SEC staffers watched porn at work

SEC Issues?

As the country was sinking into its worst financial crisis in more than 70 years, Security and Exchange Commission employees and contractors cruised porn sites and viewed sexually explicit pictures using government computers, according to an agency report.

"During the past five years, the SEC OIG (Office of Inspector General) substantiated that 33 SEC employees and or contractors violated Commission rules and policies, as well as the government-wide Standards of Ethical Conduct, by viewing pornographic, sexually explicit or sexually suggestive images using government computer resources and official time," said a summary of the investigation by the inspector general's office.

More than half of the workers made between $99,000 and $223,000. All the cases took place over the past five years.

The inspector general's report includes specific examples of misuse by employees.

A regional office staff accountant tried to access pornographic Web sites nearly 1,800 times, using her laptop during a two-week period. She also had about 600 pornographic images saved on the hard drive of her laptop.

Separately, a senior attorney at SEC headquarters admitted to downloading pornography up to eight hours a day, according to the investigation.

"In fact, this attorney downloaded so much pornography to his government computer that he exhausted the available space on the computer hard drive and downloaded pornography to CDs or DVDs that he accumulated in boxes in his office," the inspector general's report said.

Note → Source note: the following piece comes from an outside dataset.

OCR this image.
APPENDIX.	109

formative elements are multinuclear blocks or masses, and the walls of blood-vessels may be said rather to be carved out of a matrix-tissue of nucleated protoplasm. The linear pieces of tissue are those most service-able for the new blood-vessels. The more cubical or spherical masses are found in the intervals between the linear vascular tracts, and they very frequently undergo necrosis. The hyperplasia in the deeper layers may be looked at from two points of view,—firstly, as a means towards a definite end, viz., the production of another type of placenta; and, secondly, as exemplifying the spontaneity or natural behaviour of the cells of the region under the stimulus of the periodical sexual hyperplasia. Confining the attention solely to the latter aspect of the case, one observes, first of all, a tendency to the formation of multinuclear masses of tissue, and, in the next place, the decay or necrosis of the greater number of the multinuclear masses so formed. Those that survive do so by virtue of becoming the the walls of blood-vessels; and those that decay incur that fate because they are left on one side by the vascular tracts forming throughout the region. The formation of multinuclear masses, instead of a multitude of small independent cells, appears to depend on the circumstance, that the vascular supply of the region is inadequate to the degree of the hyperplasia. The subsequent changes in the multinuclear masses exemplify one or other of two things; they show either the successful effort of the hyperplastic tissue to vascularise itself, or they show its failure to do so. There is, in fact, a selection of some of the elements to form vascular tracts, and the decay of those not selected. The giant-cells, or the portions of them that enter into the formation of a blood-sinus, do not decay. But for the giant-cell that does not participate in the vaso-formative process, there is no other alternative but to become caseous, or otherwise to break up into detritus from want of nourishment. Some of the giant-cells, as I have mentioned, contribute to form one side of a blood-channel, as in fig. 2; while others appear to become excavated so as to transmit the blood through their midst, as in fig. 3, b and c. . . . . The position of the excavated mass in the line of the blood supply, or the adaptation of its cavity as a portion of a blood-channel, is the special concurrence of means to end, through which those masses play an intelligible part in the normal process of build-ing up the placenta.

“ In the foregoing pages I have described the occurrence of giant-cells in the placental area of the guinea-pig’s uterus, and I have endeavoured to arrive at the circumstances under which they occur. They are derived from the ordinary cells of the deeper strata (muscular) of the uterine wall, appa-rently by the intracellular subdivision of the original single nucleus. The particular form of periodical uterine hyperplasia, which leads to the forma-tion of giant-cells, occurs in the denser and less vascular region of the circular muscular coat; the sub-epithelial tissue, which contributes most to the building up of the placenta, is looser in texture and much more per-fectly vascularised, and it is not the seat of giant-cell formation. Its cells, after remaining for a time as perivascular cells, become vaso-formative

"It is nothing short of disturbing that high-ranking officials within the SEC were spending more time looking at pornography than taking action to help stave off the events that brought our nation's to the brink of collapse," said Rep. Darrell Issa. The Republican is a ranking member of the House Committee on Oversight and Government Reform.

"This stunning report should make everyone question the wisdom of moving forward with plans to give regulators like the SEC even more widespread authority," he said. "Inexplicably, rather than exercise its existing regulatory enforcement authority, SEC officials were preoccupied with other distractions."

The investigation came to light on the same day President Obama gave a speech in lower Manhattan, calling for reform in the finance industry.

On Capitol Hill, the Senate is working on a reform bill that would set up regulatory oversight of the financial industry's practices with the goal of preventing another Wall Street meltdown like the one in 2008 that launched the U.S. recession.

The bill includes an "early warning" system intended to spot signs of crisis, as well as a $50 billion liquidation fund created with money from banks and other finance industry corporations to ensure an orderly transition in closing down failing entities. It's approved by the Senate's Banking and Agricultural committees.

The House passed its version of the bill in December.